Saturday 28 June 2014

Green Water: Cut Conflict with Nature to Achieve Sustainability














Every hydrology textbook contains the basic estimates of global water sources. Freshwater (inclusive of fresh groundwater, water in ice caps and glaciers, and rivers and lakes) constitutes only 3% of the total water resources. While in absolute terms the fresh water available in earth is around 35million cubic kilometers, accessible fresh water for human consumption is around 11 million cubic kms. 

The rest is water in the ocean.

Water stress and water scarcity will become more common in the next few decades. Water stress occurs when water supplies drop below 1,700 cubic metres per person, per year. Water scarcity is defined as less than 1,000 cubic metres per person, per year and absolute scarcity is defined as less than 500 cubic metres.

There is no more water on earth now than there was 2,000 years ago, when the
Population was less than 3 percent of its current size. 









The world is adding around 75million to the population every year which has a direct impact on water and energy demand. Though the rate of growth of population may not be a concern at this point of time, still the absolute numbers on the increment is alarmingly dangerous. India and China the two Asian giants alone will contribute around 35% of the incremental world population every year.

Humans cannot live without energy. The demand supply gap of energy continues to be widening, causing stress on the global economic stability. All types of energy sources consumes large amount of water as a part of  power generation.

As the world’s population grows, demand grows with it, and no two demands are more pressing than those for fresh water and energy. If nothing changes, an increase in energy production will continue to involve an increase in water consumption and an increase in water collection and distribution will involve an increase in energy use.

Water is a renewable resource. The recycling of water is a natural system. All the water that we consume has to come back into the global system through natural process, which means we should not have any water scarcity by law of nature.

We have three problems:

 

-      Uneven distribution of fresh water, making it expensive for tapping

-      Lack of system to preserve rain water, resulting in ocean absorption

-      Increasing demand for water consumption from energy resources

 
The continuous onslaught on the nature through global warming is making the natural recycling system becoming dysfunctional slowly.

Mankind is facing two important stress factors:


  • -      Ever Increasing Water-Energy Interdependence for sourcing
  • -      Ever Increasing Nature-Human Conflict in the name of development


The combination of constraints in accessing fresh water and the stress the mankind is building on the planet are causing the mess on water situation across the globe.
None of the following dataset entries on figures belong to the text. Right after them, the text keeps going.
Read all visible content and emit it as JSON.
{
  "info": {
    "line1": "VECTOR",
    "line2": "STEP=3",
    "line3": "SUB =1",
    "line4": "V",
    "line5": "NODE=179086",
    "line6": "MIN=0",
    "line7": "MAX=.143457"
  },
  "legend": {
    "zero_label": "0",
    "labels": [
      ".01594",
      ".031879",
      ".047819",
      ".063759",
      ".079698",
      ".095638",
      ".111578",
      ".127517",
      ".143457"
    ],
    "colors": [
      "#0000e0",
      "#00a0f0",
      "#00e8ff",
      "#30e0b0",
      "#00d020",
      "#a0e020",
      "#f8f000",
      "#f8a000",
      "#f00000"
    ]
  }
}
Instead of coordinating with the nature on sustenance, we are challenging the same through our intelligence in the name of science and technology.

Instead of preserving the fresh water and optimizing its utilization we have moved to Ocean for solution. Desalination has been the answer for the nature’s fury though desalination has been an expensive proposition and also energy dependent.

By this we are again aggravating the global warming.

Desalination remains an energy-hungry industry relying almost entirely on fossil fuels. Consequently, only rich nations or countries with abundant and cheap domestic energy supplies have been able to effectively deploy the technology. To date, that list includes Saudi Arabia (the world leader in desalination by volume), the United Arab Emirates, the United States, Australia, Israel, and increasingly, China and India.


Greening the Water for Sustenance:

We have a responsibility to our future generation. The responsiveness on Water and Energy Security comes from the way we align ourselves to the nature for sustainability.

Water harvesting through rivers, ponds and lakes should be mandated globally across Cities, Towns and Villages depending upon the density of Population

Every constructed building should have rain water harvesting system as part of the building plan

Every Building should have a compulsory Water Recycling plant to treat waste water and Sewage water for reuse

Every building across the world should move towards solar and LED lighting solutions progressively but within a time frame of 5 -10 years depending upon the affordability.


Nations should encourage people to invest on domestic Water and Energy Security and incentivize, through cut on future taxes or deferred social benefits apart from easy capital support to build infrastructure.

Conventional energy based desalination should give way to solar powered desalination for environmental sustainability.  

There is a collective responsibility on the part of People and the State to get away from the precarious situation or else water can become proximity cause for the next war across the world.